Pritzker also slammed the agency for not having a plan for addressing a projected budget hole upon the termination of federal funding grants that have been boosting transit agencies nationwide since the COVID-19 pandemic.

“We’re going to have to consider the plan that the CTA should have come forward with already, which we haven’t seen, but that may include changing fares and other things that will help us deal with what is clearly going to be a fiscal cliff,” Pritzker said. “We’re also hoping that we see the federal government along the way.”

Pritzker did not give an appraisal of his three appointees, though he pointed out that his picks do not have a controlling interest on the board.

The mayor of Chicago is responsible for appointing four seats, which constitutes a majority.

Pritzker said his appointees work with Chicago Mayor Brandon Johnson’s appointees to “evaluate and make changes to management.”

Reporters asked Johnson on Wednesday whether he has confidence in Carter.

“We continue to evaluate all of our leaders,” Johnson said, “and Dorval Carter’s no exception there.”

Johnson said his administration continues to “make sure that leadership is responding to the vision that I have for the city of Chicago” and that “in the event that they don’t live up to our expectation, we’ll make a different decision.”

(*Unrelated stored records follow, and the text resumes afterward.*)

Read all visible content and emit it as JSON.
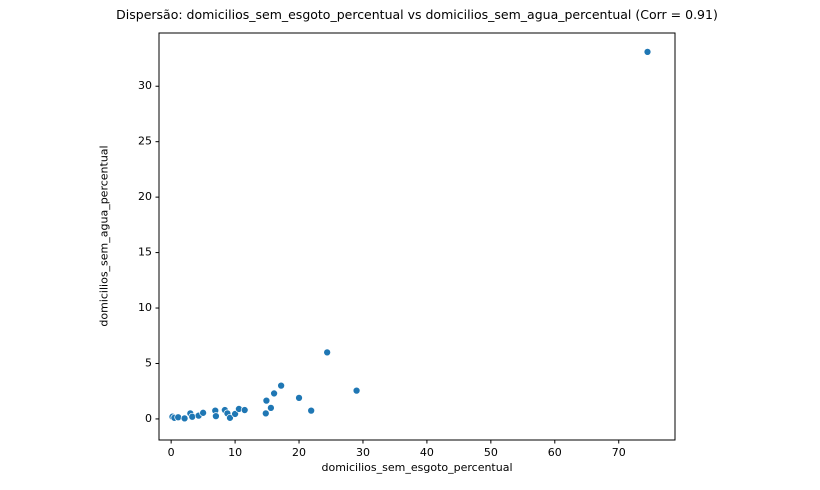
{
  "chart_data": {
    "type": "scatter",
    "title": "Dispersão: domicilios_sem_esgoto_percentual vs domicilios_sem_agua_percentual (Corr = 0.91)",
    "xlabel": "domicilios_sem_esgoto_percentual",
    "ylabel": "domicilios_sem_agua_percentual",
    "correlation": 0.91,
    "xlim": [
      -1.9,
      78.8
    ],
    "ylim": [
      -1.9,
      34.8
    ],
    "x_ticks": [
      0,
      10,
      20,
      30,
      40,
      50,
      60,
      70
    ],
    "y_ticks": [
      0,
      5,
      10,
      15,
      20,
      25,
      30
    ],
    "grid": false,
    "legend": "none",
    "marker_color": "#1f77b4",
    "marker_edge_color": "#ffffff",
    "points": [
      [
        0.2,
        0.2
      ],
      [
        0.5,
        0.1
      ],
      [
        1.1,
        0.15
      ],
      [
        2.1,
        0.05
      ],
      [
        3.0,
        0.5
      ],
      [
        3.3,
        0.2
      ],
      [
        4.3,
        0.3
      ],
      [
        5.0,
        0.55
      ],
      [
        6.9,
        0.75
      ],
      [
        7.0,
        0.25
      ],
      [
        8.4,
        0.8
      ],
      [
        8.8,
        0.5
      ],
      [
        9.2,
        0.1
      ],
      [
        10.0,
        0.45
      ],
      [
        10.6,
        0.9
      ],
      [
        11.5,
        0.8
      ],
      [
        14.8,
        0.5
      ],
      [
        14.9,
        1.65
      ],
      [
        15.6,
        1.0
      ],
      [
        16.1,
        2.3
      ],
      [
        17.2,
        3.0
      ],
      [
        20.0,
        1.9
      ],
      [
        21.9,
        0.75
      ],
      [
        24.4,
        6.0
      ],
      [
        29.0,
        2.55
      ],
      [
        74.5,
        33.1
      ]
    ]
  }
}
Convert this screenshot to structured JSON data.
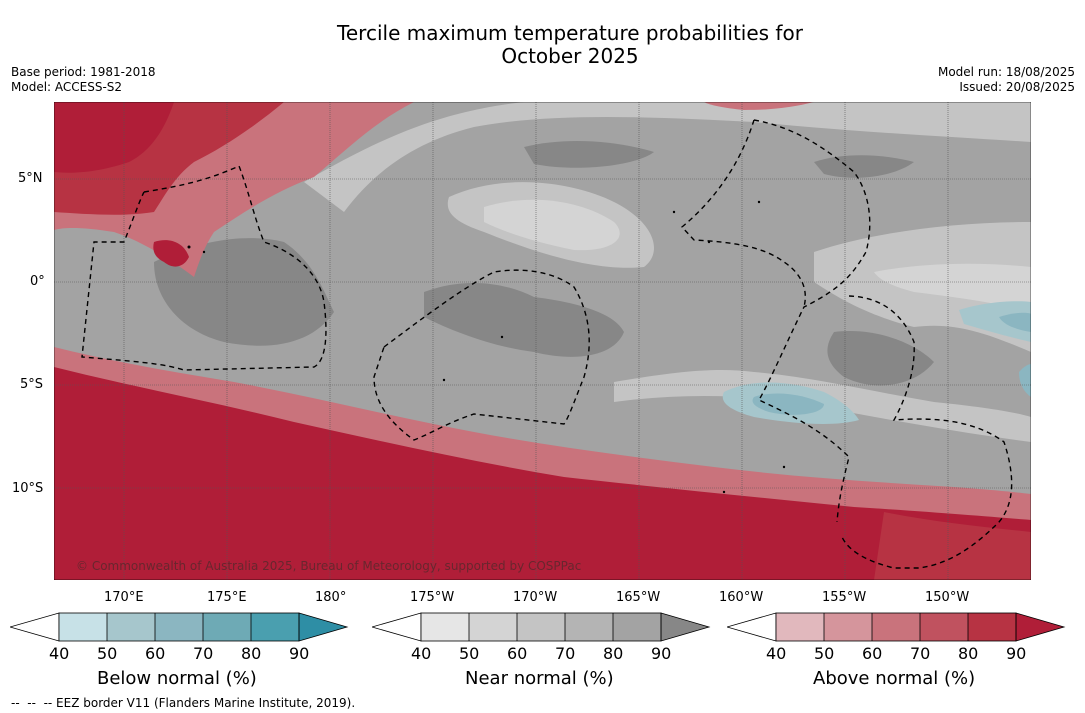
{
  "title": {
    "line1": "Tercile maximum temperature probabilities for",
    "line2": "October 2025"
  },
  "meta": {
    "base_period": "Base period: 1981-2018",
    "model": "Model: ACCESS-S2",
    "model_run": "Model run: 18/08/2025",
    "issued": "Issued: 20/08/2025"
  },
  "map": {
    "lat_labels": [
      "5°N",
      "0°",
      "5°S",
      "10°S"
    ],
    "lon_labels": [
      "170°E",
      "175°E",
      "180°",
      "175°W",
      "170°W",
      "165°W",
      "160°W",
      "155°W",
      "150°W"
    ],
    "copyright": "© Commonwealth of Australia 2025, Bureau of Meteorology, supported by COSPPac",
    "colors": {
      "above": [
        "#e1b8bd",
        "#d5959c",
        "#c9737c",
        "#c0525f",
        "#b73343",
        "#b01e38"
      ],
      "near": [
        "#e6e6e6",
        "#d4d4d4",
        "#c4c4c4",
        "#b4b4b4",
        "#a3a3a3",
        "#878787"
      ],
      "below": [
        "#c7e1e7",
        "#a6c6cc",
        "#8bb6c1",
        "#6eaab5",
        "#4a9faf",
        "#2e8ea5"
      ]
    }
  },
  "colorbars": [
    {
      "title": "Below normal (%)",
      "ticks": [
        "40",
        "50",
        "60",
        "70",
        "80",
        "90"
      ]
    },
    {
      "title": "Near normal (%)",
      "ticks": [
        "40",
        "50",
        "60",
        "70",
        "80",
        "90"
      ]
    },
    {
      "title": "Above normal (%)",
      "ticks": [
        "40",
        "50",
        "60",
        "70",
        "80",
        "90"
      ]
    }
  ],
  "footer": {
    "eez_note": "--  --  -- EEZ border V11 (Flanders Marine Institute, 2019)."
  }
}
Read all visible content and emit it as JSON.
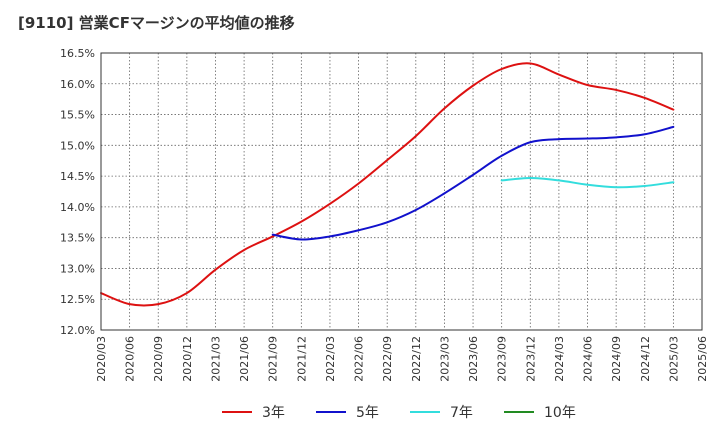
{
  "chart_data": {
    "type": "line",
    "title": "[9110]  営業CFマージンの平均値の推移",
    "xlabel": "",
    "ylabel": "",
    "x_ticks": [
      "2020/03",
      "2020/06",
      "2020/09",
      "2020/12",
      "2021/03",
      "2021/06",
      "2021/09",
      "2021/12",
      "2022/03",
      "2022/06",
      "2022/09",
      "2022/12",
      "2023/03",
      "2023/06",
      "2023/09",
      "2023/12",
      "2024/03",
      "2024/06",
      "2024/09",
      "2024/12",
      "2025/03",
      "2025/06"
    ],
    "y_ticks": [
      "12.0%",
      "12.5%",
      "13.0%",
      "13.5%",
      "14.0%",
      "14.5%",
      "15.0%",
      "15.5%",
      "16.0%",
      "16.5%"
    ],
    "ylim": [
      12.0,
      16.5
    ],
    "grid": true,
    "legend_position": "bottom",
    "series": [
      {
        "name": "3年",
        "color": "#dd1111",
        "x": [
          "2020/03",
          "2020/06",
          "2020/09",
          "2020/12",
          "2021/03",
          "2021/06",
          "2021/09",
          "2021/12",
          "2022/03",
          "2022/06",
          "2022/09",
          "2022/12",
          "2023/03",
          "2023/06",
          "2023/09",
          "2023/12",
          "2024/03",
          "2024/06",
          "2024/09",
          "2024/12",
          "2025/03"
        ],
        "values": [
          12.6,
          12.42,
          12.42,
          12.6,
          12.98,
          13.3,
          13.52,
          13.76,
          14.05,
          14.38,
          14.76,
          15.15,
          15.6,
          15.97,
          16.24,
          16.33,
          16.15,
          15.98,
          15.9,
          15.77,
          15.58
        ]
      },
      {
        "name": "5年",
        "color": "#1111cc",
        "x": [
          "2021/09",
          "2021/12",
          "2022/03",
          "2022/06",
          "2022/09",
          "2022/12",
          "2023/03",
          "2023/06",
          "2023/09",
          "2023/12",
          "2024/03",
          "2024/06",
          "2024/09",
          "2024/12",
          "2025/03"
        ],
        "values": [
          13.55,
          13.47,
          13.52,
          13.62,
          13.75,
          13.95,
          14.22,
          14.52,
          14.83,
          15.05,
          15.1,
          15.11,
          15.13,
          15.18,
          15.3
        ]
      },
      {
        "name": "7年",
        "color": "#33dddd",
        "x": [
          "2023/09",
          "2023/12",
          "2024/03",
          "2024/06",
          "2024/09",
          "2024/12",
          "2025/03"
        ],
        "values": [
          14.43,
          14.47,
          14.43,
          14.36,
          14.32,
          14.34,
          14.4
        ]
      },
      {
        "name": "10年",
        "color": "#228b22",
        "x": [],
        "values": []
      }
    ]
  }
}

Johnson called himself an avid supporter of public transit and said, “We’re going to continue doing everything we can to make sure it’s world class.”

Johnson’s communications director, Ronnie Reese, said in an email Friday that Pritzker’s use of the terms “leadership” and “evolution” were vague. That “could mean anything,” Reese said. “Board members are also leaders.”

The board is undergoing turnover.

Last month, the Chicago City Council approved Johnson’s appointment of Elevated Chicago executive director Roberto Requejo to the CTA board. According to a news release, Requejo has a degree in urban planning and at Elevate Chicago “spearheaded the coalition’s workplan to promote equitable transit-oriented development, securing over $2 million annually to support a project pipeline valued at more than $600 million.”

On Wednesday, alderpeople approved Johnson’s second appointment to the CTA board, Michael Eaddy, a pastor. Public transit activists made known on social media their disappointment with Eaddy for what they believe to be his lack of transit experience.

A CTA spokesperson did not acknowledge questions about Carter’s future with the agency but did email WTTW News a lengthy statement addressing ridership and funding.

The statement said, in part: “CTA recognizes that without additional revenue streams, it may be faced with drastic service cuts, employee layoffs, or other unwanted cost-saving measures. CTA will continue working closely with its regional sister agencies – RTA, Metra and Pace—to engage local and state officials on pursing a variety of new, long-term funding solutions that not only help support day-to-day operations, but also capital funding that can be used to match and unlock the unprecedented federal funding made available as part of the federal Bipartisan Infrastructure law.”